Her Way: The Hopes and Ambitions of Hillary Rodham Clinton
- Authors: Jeff Gerth Don Van Natta Jr.
- Language: English
- Subject: Hillary Rodham Clinton
- Genre: Biography
- Publisher: Little, Brown and Company
- Publication date: June 8, 2007
- Publication place: United States
- Media type: Print
- Pages: 438

= Her Way (book) =

2007 biography of Hillary Clinton by Jeff Gerth and Don Van Natta Jr.

Her Way: The Hopes and Ambitions of Hillary Rodham Clinton is an investigative biography about United States Senator, and former First Lady of the United States, Hillary Rodham Clinton that was written by Jeff Gerth and Don Van Natta Jr. and published on June 8, 2007, by Little, Brown and Company.

==Background==
The authors said they interviewed 500 people in connection with their research. Gerth maintained that some had to remain unnamed because they "feared retribution from Senator Clinton or her staff" otherwise.
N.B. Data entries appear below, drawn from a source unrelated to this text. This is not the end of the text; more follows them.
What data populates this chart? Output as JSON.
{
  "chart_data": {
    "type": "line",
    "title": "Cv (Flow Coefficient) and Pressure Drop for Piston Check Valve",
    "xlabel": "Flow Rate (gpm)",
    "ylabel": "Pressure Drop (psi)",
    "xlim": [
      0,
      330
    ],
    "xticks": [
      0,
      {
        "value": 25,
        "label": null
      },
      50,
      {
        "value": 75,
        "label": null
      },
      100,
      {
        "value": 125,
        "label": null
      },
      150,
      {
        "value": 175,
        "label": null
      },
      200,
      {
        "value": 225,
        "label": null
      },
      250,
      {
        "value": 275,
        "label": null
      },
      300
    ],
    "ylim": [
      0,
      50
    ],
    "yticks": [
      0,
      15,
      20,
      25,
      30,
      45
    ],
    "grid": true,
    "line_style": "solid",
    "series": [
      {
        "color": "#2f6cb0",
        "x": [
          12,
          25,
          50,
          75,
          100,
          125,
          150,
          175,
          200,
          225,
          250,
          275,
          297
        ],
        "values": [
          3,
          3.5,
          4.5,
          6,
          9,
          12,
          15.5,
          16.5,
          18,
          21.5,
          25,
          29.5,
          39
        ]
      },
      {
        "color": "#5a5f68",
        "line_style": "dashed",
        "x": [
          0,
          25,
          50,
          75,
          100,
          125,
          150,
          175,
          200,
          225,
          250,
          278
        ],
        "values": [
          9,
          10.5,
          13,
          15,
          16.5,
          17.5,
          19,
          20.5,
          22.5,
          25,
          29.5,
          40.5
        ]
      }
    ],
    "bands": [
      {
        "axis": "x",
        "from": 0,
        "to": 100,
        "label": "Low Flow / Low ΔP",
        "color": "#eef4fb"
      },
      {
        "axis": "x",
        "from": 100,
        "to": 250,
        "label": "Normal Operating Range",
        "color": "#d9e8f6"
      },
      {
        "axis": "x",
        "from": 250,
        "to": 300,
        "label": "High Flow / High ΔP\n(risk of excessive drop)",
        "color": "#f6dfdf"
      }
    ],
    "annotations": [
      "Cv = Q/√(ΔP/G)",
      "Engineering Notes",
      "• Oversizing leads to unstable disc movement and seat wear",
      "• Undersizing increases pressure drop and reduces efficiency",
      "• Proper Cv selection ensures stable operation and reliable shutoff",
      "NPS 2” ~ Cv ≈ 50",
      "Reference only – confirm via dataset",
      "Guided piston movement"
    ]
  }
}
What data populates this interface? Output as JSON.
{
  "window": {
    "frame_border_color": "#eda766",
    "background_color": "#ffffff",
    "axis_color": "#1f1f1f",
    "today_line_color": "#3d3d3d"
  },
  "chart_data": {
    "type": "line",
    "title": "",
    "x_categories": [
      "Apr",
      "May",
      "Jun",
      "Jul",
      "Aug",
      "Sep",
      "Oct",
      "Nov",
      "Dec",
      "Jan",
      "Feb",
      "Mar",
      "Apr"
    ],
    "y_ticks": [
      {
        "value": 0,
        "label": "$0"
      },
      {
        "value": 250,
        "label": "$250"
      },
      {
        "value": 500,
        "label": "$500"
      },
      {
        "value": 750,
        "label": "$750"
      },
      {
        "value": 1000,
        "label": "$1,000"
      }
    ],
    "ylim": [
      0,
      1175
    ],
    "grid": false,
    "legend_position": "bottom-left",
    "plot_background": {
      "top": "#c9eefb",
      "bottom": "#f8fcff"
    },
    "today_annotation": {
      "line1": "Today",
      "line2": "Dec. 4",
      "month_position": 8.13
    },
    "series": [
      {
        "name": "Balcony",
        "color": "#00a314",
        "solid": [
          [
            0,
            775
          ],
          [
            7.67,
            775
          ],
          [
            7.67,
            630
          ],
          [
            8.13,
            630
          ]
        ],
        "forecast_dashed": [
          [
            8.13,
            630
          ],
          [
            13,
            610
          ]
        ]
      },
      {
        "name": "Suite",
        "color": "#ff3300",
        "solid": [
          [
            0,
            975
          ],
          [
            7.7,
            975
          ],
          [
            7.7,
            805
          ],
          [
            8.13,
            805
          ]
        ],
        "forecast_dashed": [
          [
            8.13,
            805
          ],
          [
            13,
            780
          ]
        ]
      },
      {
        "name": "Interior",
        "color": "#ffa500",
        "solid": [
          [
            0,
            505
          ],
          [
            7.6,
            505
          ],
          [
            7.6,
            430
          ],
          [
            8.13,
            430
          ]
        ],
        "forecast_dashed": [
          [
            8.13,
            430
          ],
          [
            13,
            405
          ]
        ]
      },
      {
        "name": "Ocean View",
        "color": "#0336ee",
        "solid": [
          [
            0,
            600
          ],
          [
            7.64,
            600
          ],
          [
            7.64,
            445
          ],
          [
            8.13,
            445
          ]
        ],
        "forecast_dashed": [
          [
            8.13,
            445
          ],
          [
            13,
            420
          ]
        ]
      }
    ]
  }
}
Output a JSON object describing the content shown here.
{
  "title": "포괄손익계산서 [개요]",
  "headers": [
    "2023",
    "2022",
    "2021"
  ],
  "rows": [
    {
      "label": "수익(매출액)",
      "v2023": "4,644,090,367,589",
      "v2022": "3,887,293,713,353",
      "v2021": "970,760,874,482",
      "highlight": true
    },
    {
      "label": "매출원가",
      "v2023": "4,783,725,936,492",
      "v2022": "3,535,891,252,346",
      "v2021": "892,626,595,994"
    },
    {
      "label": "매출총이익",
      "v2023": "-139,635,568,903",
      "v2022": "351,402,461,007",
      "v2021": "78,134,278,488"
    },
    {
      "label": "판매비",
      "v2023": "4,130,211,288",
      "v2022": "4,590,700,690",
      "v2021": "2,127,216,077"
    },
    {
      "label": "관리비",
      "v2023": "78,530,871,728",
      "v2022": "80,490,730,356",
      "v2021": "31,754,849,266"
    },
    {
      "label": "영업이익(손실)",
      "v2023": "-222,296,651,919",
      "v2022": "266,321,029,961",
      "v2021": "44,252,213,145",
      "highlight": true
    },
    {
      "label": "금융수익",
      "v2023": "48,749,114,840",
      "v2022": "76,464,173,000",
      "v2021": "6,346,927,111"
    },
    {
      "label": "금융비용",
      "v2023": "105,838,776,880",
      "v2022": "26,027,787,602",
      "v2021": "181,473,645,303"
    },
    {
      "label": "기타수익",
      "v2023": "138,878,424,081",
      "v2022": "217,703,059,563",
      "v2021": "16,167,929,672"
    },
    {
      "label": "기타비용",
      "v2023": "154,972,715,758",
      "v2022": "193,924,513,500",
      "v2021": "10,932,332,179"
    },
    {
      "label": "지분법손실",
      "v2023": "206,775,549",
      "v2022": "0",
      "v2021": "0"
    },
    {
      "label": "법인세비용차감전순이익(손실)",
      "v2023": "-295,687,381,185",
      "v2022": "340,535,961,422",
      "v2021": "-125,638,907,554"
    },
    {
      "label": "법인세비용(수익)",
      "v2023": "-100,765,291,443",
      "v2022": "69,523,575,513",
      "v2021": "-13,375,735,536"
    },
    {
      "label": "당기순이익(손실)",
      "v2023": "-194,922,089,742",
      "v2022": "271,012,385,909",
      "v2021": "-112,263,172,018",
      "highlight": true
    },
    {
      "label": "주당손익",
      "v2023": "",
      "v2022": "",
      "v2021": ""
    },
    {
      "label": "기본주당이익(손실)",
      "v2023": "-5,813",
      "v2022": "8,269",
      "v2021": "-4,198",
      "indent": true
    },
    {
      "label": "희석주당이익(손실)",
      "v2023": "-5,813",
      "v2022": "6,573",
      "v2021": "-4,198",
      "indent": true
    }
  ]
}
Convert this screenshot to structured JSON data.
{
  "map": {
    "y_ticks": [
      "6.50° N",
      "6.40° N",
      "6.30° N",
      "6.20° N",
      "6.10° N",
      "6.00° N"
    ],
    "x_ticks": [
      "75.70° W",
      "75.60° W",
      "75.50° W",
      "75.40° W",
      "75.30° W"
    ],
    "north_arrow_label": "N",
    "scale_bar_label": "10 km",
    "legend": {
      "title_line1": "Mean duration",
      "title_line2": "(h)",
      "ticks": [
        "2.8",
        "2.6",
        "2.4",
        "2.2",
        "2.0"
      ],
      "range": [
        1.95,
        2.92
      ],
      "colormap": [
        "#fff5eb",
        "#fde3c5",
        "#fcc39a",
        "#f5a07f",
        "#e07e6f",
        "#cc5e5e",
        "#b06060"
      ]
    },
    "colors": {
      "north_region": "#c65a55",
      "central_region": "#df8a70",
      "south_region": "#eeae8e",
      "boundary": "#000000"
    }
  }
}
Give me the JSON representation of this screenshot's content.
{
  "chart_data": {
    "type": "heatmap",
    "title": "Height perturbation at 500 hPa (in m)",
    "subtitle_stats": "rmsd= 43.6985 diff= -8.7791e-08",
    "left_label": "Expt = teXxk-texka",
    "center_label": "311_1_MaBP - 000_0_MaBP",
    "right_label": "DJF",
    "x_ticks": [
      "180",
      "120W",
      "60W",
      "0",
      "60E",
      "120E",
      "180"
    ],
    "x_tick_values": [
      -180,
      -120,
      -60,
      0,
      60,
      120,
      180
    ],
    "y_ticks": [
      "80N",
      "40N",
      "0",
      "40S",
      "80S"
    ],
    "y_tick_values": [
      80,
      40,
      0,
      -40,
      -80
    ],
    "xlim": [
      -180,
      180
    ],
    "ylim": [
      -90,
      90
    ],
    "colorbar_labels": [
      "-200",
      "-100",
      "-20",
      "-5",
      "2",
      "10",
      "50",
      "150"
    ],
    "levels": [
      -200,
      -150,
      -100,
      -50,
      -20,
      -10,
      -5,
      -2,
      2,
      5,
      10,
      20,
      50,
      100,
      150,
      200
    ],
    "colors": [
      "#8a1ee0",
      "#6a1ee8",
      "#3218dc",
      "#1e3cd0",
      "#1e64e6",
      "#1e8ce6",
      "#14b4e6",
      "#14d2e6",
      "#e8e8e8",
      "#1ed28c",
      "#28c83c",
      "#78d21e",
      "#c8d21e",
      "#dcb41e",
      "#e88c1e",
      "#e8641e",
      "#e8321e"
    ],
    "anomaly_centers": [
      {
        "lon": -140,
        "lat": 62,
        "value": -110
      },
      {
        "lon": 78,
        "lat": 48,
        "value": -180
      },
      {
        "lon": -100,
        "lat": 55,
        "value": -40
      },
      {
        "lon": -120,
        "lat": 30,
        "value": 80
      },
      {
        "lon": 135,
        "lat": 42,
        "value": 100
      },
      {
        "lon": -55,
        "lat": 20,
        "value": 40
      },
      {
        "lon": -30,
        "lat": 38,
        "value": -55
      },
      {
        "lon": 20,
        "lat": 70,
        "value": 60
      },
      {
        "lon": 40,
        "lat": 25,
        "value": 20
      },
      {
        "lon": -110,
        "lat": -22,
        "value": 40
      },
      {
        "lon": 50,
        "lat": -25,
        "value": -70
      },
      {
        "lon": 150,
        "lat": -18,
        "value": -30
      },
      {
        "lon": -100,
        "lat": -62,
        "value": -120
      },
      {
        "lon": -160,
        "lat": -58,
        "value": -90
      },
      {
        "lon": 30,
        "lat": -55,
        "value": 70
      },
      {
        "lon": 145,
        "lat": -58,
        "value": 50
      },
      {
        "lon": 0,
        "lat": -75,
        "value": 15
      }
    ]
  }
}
The book came out at the same time as another mainstream biography, Carl Bernstein's A Woman in Charge: The Life of Hillary Rodham Clinton. The respective publishers moved up the release dates in the act of competition; the Bernstein one came out first by three days.

==Contents==

The book is organised into 3 main parts. The first part focuses on Clinton's early life and her role as Bill Clinton's political companion. The second covers her transition into becoming the First Lady, and the third goes over her two presidential runs.

==Political impacts==
The book was published during her 2008 presidential campaign. According to reviewers at The Washington Post, the Clinton campaign was "nervous" about new revelations from this or the Bernstein book. But the Clintons had a special antipathy towards Her Way due to the Gerth's role in the Whitewater, which had bedeviled them for much of the Bill Clinton administration.

Once the books came out, while there were many items of interest, there were no blockbusters that would constitute political damage. A Clinton spokesman said, "Is it possible to be quoted yawning?" and that, "these books are nothing more than cash for rehash." Media Matters for America questioned Jeff Gerth's status as an expert on the Clintons, writing that "among mainstream reporters, perhaps nobody during the 1990s got more things wrong about Hillary and Bill Clinton than Jeff Gerth."

The general consensus was that the Gerth-Van Natta book was a little on the negative side towards its subject while the Bernstein effort was a little on the positive side, but that both were mainstream works. As The Washington Post wrote, "Unlike many harsh books about Clinton written by ideological enemies, the two new volumes come from long-established writers backed by major publishing houses and could be harder to dismiss."

==Critical response==
Many critics reviewed this and the Bernstein book in tandem.

Reviews for Her Way were generally mixed. Reviewing the book for The New York Times, historian Robert Dallek asserted, "The book is almost uniformly negative and overly focused on what [the authors] consider the Clintons' scandalous past and the darker aspects of Clinton's personality." He concluded that the Bernstein work was more neutral. (The unusually harsh review had been assigned to an outsider per normal Times practice when their staff were the authors.)

Professor Linda Colley of the London Review of Books said that the book's heavy use of unnamed sources was problematic but that the authors "offer sharp analyses of some of Hillary’s recent speeches and public statements." Several reviewers noted that Her Way had a detailed, lengthy account of Clinton's Senate career, an area where the Bernstein book was clearly lacking.

New Yorker writer Elizabeth Kolbert saw the authors struggling to come up with new negative material on their subject. Kolbert illustrated with a case in point: "Take the hitherto untold story of Lee Telega, a Cornell University extension employee who worked in Clinton’s Washington office for six months, guiding the new senator on agricultural policy. Gerth and Van Natta go to great lengths to prove that Clinton's office never filed the required paperwork for Telega. The result? Apparently, Senator Clinton is guilty of receiving unauthorized dairy-farming advice."

==Promotion and sales==
Her Way had a first printing of 175,000 copies. It was promoted by an initial installment in the New York Times, but a second
installment was scrubbed. The authors also conducted many media interviews. Attempting to capitalize on the Clintons' dislike of the authors, the book's promotional tagline was: "The Book She Doesn't Want You to Read".

Initial sales of the book were slow, with Nielsen BookScan reporting only 7,000 copies sold in its first ten days (about a third of what the Bernstein book was doing and far less than Clinton's 2003 autobiography Living History). It did not appear on the New York Times Best Seller List.

A CBS News end-of-year survey of publishing hits and misses included Her Way in the latter category and implied that its total sales were maybe around 20,000 copies.